Escape from North Korea: The Untold Story of Asia’s Underground Railroad

[Book Review] I’m glad someone finally went to the trouble of researching and writing a book on the network, for obvious reasons quite secretive, which works to get North Korean defectors through China and into safety in South Korea or elsewhere.

You might ask why North Korean refugees aren’t safe once they reach China, given that China is obliged to protect the refugees by virtue of agreeing to international treaties including the 1951 Convention Relating to the Status of Refugees and the International Covenant on Civil and Political Rights (which includes The Universal Declaration of Human Rights). Unfortunately, at least in this case, China’s government pays about as much heed to international treaties as America’s Tea Party. Instead of upholding its treaty obligations, it actively tracks, arrests, and returns the refugees to the North, where they and their families face sentencing to one of the North’s infamous gulags.
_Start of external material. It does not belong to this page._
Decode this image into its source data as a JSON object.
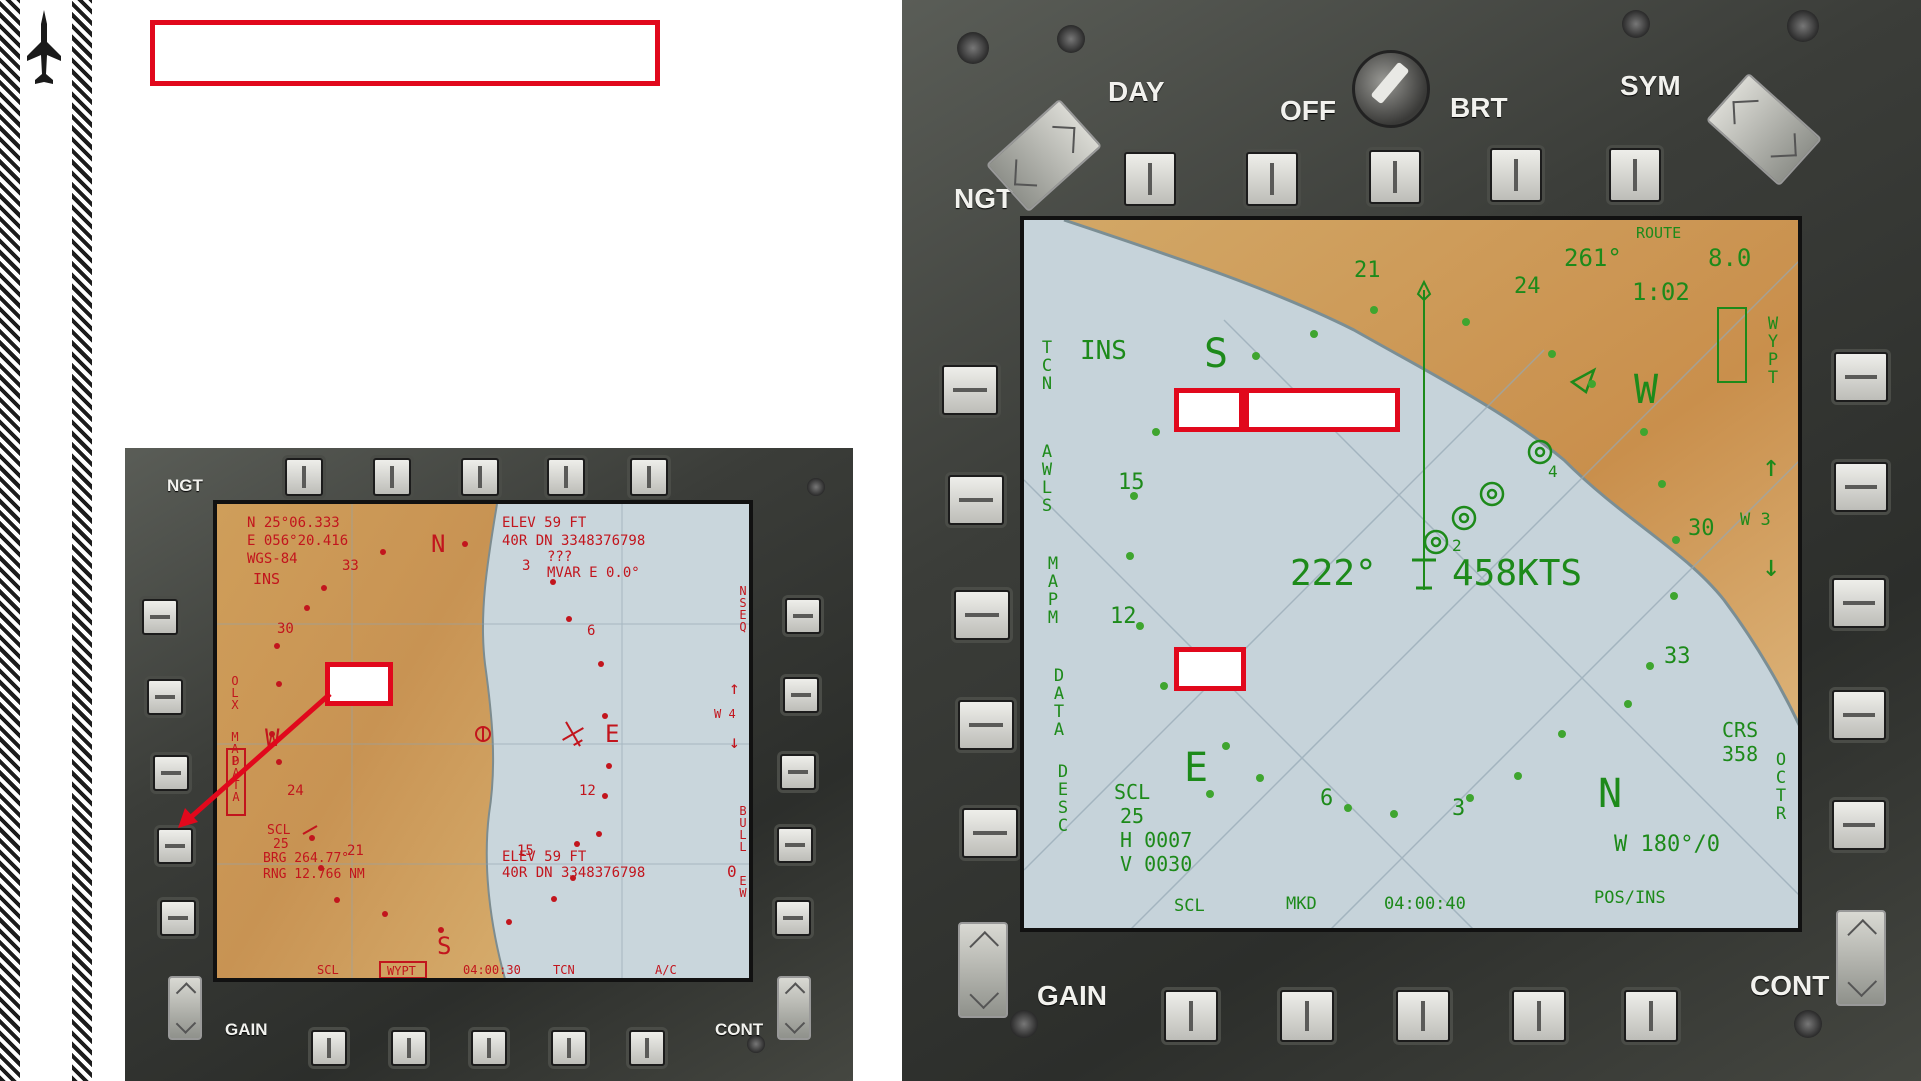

Those caught helping North Korean refugees in China face, at best, expulsion from the country, at worst, years in a Chinese prison.

Given these conditions, Kirkpatrick’s choice of subtitles, “The untold story of Asia’s underground railroad,” becomes more apt. Though the book’s comparisons to the slave-era American underground railroad are occasionally jarring, suddenly transporting the reader from modern Asia to 1800s America, they serve to highlight the similar dangers faced by everyone involved.